Unexpected behaviour by supermarket customers, alongside the closure of its operating base in the Europe, led to a fall in turnover and pre-tax profit at Fowler Welch.
For the year-ending 31 March 2014 turnover at Fowler Welch, a division of Dart Group, dipped to £153.2m, from £155.2m in the previous year. Pre-tax profit fell from £4.4m to £3.3m.
The temperature-controlled specialist said that the fall in turnover was primarily due to the closure of its European depot in the Netherlands.

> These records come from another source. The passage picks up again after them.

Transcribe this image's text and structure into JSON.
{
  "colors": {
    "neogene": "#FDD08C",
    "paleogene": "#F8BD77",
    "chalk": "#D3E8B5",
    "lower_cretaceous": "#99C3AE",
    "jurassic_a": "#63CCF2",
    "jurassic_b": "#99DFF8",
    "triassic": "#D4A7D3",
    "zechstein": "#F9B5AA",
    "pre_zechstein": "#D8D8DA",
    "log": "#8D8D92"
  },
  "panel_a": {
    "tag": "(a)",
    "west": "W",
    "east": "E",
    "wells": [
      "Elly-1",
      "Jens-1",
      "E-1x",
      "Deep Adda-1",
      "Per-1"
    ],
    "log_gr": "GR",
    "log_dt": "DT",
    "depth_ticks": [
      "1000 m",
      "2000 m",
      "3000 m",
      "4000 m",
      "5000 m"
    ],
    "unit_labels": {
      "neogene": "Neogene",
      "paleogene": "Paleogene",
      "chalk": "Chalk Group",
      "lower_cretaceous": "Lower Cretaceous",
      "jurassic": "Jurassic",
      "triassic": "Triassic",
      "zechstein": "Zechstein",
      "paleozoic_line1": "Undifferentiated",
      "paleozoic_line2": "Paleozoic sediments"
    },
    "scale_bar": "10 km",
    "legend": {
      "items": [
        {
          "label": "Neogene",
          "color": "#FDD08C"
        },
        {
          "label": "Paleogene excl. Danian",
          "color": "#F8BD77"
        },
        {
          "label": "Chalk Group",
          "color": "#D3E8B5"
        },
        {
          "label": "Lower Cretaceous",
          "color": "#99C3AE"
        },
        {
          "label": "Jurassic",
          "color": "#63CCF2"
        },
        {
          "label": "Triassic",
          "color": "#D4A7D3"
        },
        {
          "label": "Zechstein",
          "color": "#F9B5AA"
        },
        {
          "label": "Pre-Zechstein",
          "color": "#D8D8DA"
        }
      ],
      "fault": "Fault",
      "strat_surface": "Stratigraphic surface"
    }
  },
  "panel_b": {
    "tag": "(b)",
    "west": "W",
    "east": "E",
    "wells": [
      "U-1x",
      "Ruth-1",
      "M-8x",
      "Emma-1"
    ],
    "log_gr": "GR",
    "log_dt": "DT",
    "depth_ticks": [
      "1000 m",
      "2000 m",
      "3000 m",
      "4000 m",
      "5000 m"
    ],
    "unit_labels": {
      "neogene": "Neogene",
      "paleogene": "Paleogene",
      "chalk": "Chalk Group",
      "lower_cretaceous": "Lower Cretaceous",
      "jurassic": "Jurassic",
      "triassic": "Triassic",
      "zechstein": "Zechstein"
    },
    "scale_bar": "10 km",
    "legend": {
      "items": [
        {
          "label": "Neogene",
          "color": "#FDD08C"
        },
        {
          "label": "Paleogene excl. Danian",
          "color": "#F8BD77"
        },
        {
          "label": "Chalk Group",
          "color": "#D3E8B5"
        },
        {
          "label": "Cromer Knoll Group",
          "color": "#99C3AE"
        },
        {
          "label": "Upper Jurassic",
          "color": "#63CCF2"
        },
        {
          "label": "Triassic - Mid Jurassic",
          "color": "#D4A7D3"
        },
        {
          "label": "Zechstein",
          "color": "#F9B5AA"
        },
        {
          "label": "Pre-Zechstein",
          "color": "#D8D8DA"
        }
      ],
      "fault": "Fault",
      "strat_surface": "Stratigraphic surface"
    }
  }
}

It also cited the need for extra resourcing to meet what it called “the unexpectedly varied profile of seasonal volumes for its supermarket customers” last summer.
Staff numbers for the year rose to 1,388 from 1,355 in 2013.
Turnover it its ambient shared user site in Heywood, Manchester, rose 4%, while its DC in Lincolnshire saw 2.5% growth, with both securing new business for 2014/15 including that of food producer Tulip.
Fowler Welch also plans to offer more services to agricultural produce customers at its Teynham, Kent, site by increasing its packing and processing capabilities. As a result it has entered into a Memorandum of Understanding for a joint venture with an un-named party to store, ripen and pack stone-fruit, and exotic and organic fruits at Teynham.
The company also revealed that across its fleet of 450 tractors and 640 trailers it had achieved an average of 8.9mpg, up 2% from 8.7mpg in 2013.
Dart Group chairman Philip Meeson said: “We are pleased that the many business initiatives laid in place by the vigorous management of the distribution division are now coming to fruition. Given these developments we believe there is a bright, interesting and profitable future ahead.”